Les incertitudes d’une justice inégalitaire

Après le refus du Conseil de sécurité de l’ONU d’adopter une résolution prônant la création d’un État palestinien indépendant dans un délai de deux ans, le président Mahmoud Abbas a demandé l’adhésion de son pays à la Cour pénale internationale. Faisant suite à sa demande, la procureure générale Fatou Bensouda a décidé d’ouvrir le 16 janvier 2015 un examen préliminaire de la situation en Palestine. Une première étape dans la procédure, mais le chemin est encore long qui pourrait conduire des responsables israéliens devant cette juridiction.

Le 2 janvier 2015, Mahmoud Abbas a présenté au secrétaire général de l’ONU une demande d’adhésion au Statut de Rome de la Cour pénale internationale (CPI) et une déclaration ad hoc par laquelle l’État de Palestine accepte la juridiction de la Cour pour les événements qui ont eu lieu à partir du 13 juin 2014 — incluant donc, notamment, le conflit de Gaza et la question des colonies israéliennes dans les territoires occupés. Afin de bien comprendre et d’apprécier le sens de cette initiative qui, il y a seulement cinq ans, aurait été inimaginable, il est nécessaire de revenir sur cette saga judiciaire depuis ses débuts.

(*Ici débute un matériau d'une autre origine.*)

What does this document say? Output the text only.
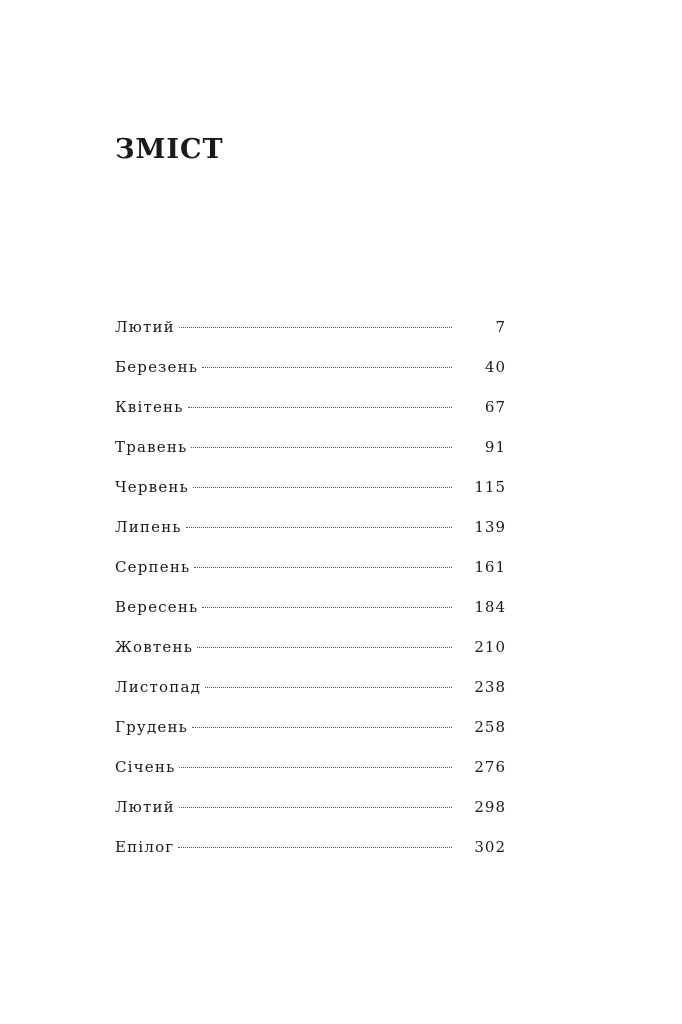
ЗМІСТ
Лютий	7
Березень	40
Квітень	67
Травень	91
Червень	115
Липень	139
Серпень	161
Вересень	184
Жовтень	210
Листопад	238
Грудень	258
Січень	276
Лютий	298
Епілог	302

Juste après la fin de l’opération « Plomb durci », le 21 janvier 2009, l’Autorité palestinienne avait déjà produit une première déclaration ad hoc reconnaissant la compétence de la CPI, conformément à l’article 12 (3) du Statut de Rome. Cette disposition permet à un État qui n’est pas partie au Statut de Rome d’accepter la compétence de la Cour pour juger des cas où des crimes de guerre, des crimes contre l’humanité et/ou de génocide ont été commis. Contrairement à l’adhésion au Statut de Rome qui ne donne compétence à la CPI que pour juger des crimes commis après la date d’adhésion d’un État au traité, une déclaration faite en vertu de l’article 12 (3) peut donner à la CPI une compétence temporaire pour tous les événements depuis juillet 2002, date à laquelle le Statut de Rome est entré en vigueur et la CPI a commencé à fonctionner.

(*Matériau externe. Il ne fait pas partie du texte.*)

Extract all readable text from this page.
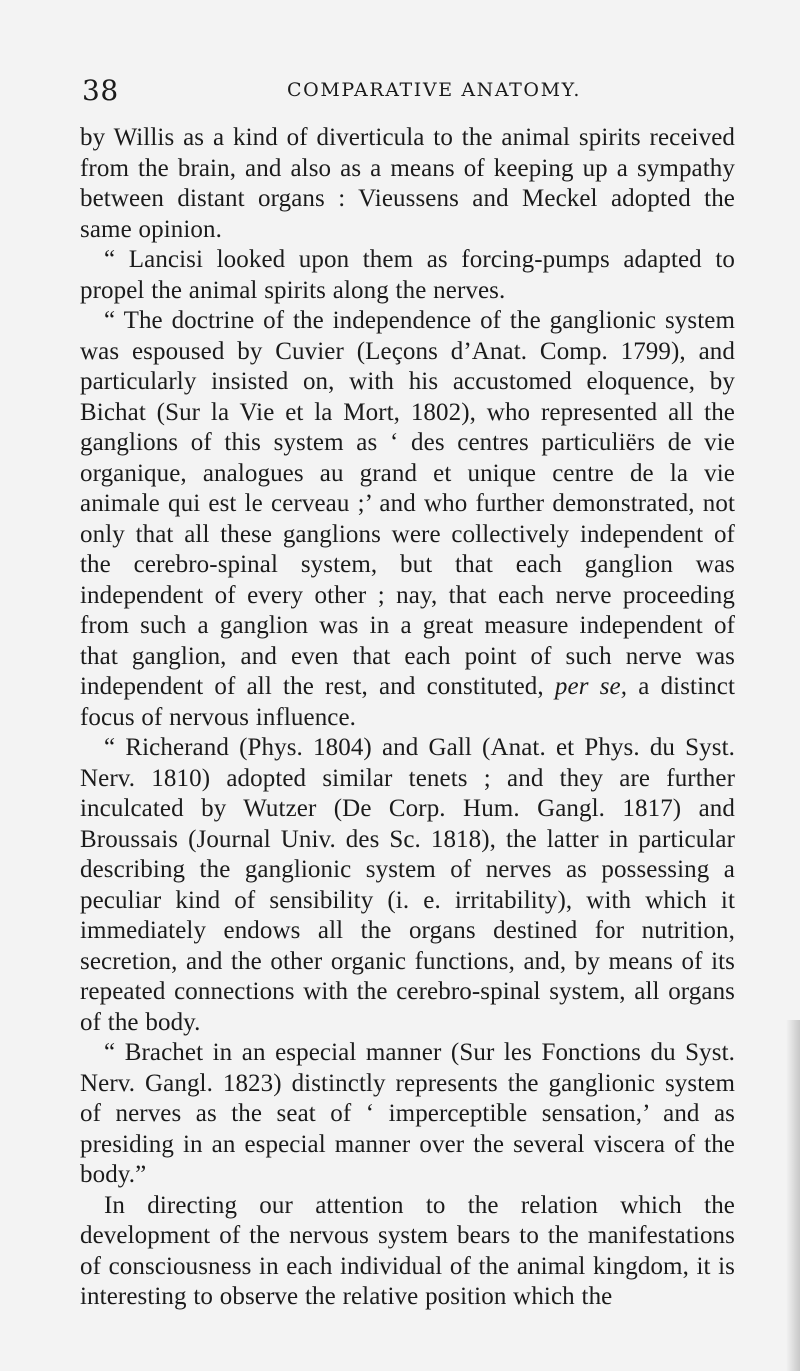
38	COMPARATIVE ANATOMY.

by Willis as a kind of diverticula to the animal spirits received from the brain, and also as a means of keeping up a sympathy between distant organs : Vieussens and Meckel adopted the same opinion.

“ Lancisi looked upon them as forcing-pumps adapted to propel the animal spirits along the nerves.

“ The doctrine of the independence of the ganglionic system was espoused by Cuvier (Leçons d’Anat. Comp. 1799), and particularly insisted on, with his accustomed eloquence, by Bichat (Sur la Vie et la Mort, 1802), who represented all the ganglions of this system as ‘ des centres particuliërs de vie organique, analogues au grand et unique centre de la vie animale qui est le cerveau ;’ and who further demonstrated, not only that all these ganglions were collectively independent of the cerebro-spinal system, but that each ganglion was independent of every other ; nay, that each nerve proceeding from such a ganglion was in a great measure independent of that ganglion, and even that each point of such nerve was independent of all the rest, and constituted, per se, a distinct focus of nervous influence.

“ Richerand (Phys. 1804) and Gall (Anat. et Phys. du Syst. Nerv. 1810) adopted similar tenets ; and they are further inculcated by Wutzer (De Corp. Hum. Gangl. 1817) and Broussais (Journal Univ. des Sc. 1818), the latter in particular describing the ganglionic system of nerves as possessing a peculiar kind of sensibility (i. e. irritability), with which it immediately endows all the organs destined for nutrition, secretion, and the other organic functions, and, by means of its repeated connections with the cerebro-spinal system, all organs of the body.

“ Brachet in an especial manner (Sur les Fonctions du Syst. Nerv. Gangl. 1823) distinctly represents the ganglionic system of nerves as the seat of ‘ imperceptible sensation,’ and as presiding in an especial manner over the several viscera of the body.”

In directing our attention to the relation which the development of the nervous system bears to the manifestations of consciousness in each individual of the animal kingdom, it is interesting to observe the relative position which the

À cette époque c’était tout à fait inattendu, et personne n’imaginait que la CPI serait en mesure d’exercer sa juridiction sur la situation en Palestine, à moins qu’Israël ne la rejoigne. Si la déclaration était acceptée, elle accorderait à la CPI une compétence juridictionnelle sur l’opération Plomb Durci. Mais légalement, il était difficile de savoir si l’Autorité palestinienne était en droit de faire une telle déclaration, normalement réservée aux États reconnus par l’ONU. C’était à Luis Moreno Ocampo, le procureur général de la CPI de trancher, et tous attendaient sa décision.

Le rapport Goldstone

Quelques mois plus tard, le Conseil des droits de l’homme de l’ONU mettait sur pied l’une de ses premières missions d’enquête, dirigée par le juge Richard Goldstone. Elle avait pour objectif d’enquêter sur les violations du droit international humanitaire et des droits humains commis durant l’opération Plomb durci. La mission a rendu son rapport – le fameux « rapport Goldstone » — en septembre 2009. Il contenait les preuves prima facie1 de la commission de crimes de guerre et de crimes contre l’humanité. C’était aussi le premier rapport international qui s’attaquait à la question des enquêtes internes sur accusations de crimes de guerre, constatant que les enquêtes militaires israéliennes n’étaient pas conformes aux normes internationales. Les deux rapports complémentaires de l’ONU concluaient que le système judiciaire israélien n’avait pas l’indépendance structurelle et institutionnelle nécessaire à des enquêtes en bonne et due forme et que celles-ci n’étaient ni suffisamment transparentes, ni suffisamment rapides. En outre, les rapports critiquaient le fait qu’Israël n’enquêtait pas auprès de ceux qui avaient conçu, planifié, ordonné ou supervisé les crimes en question.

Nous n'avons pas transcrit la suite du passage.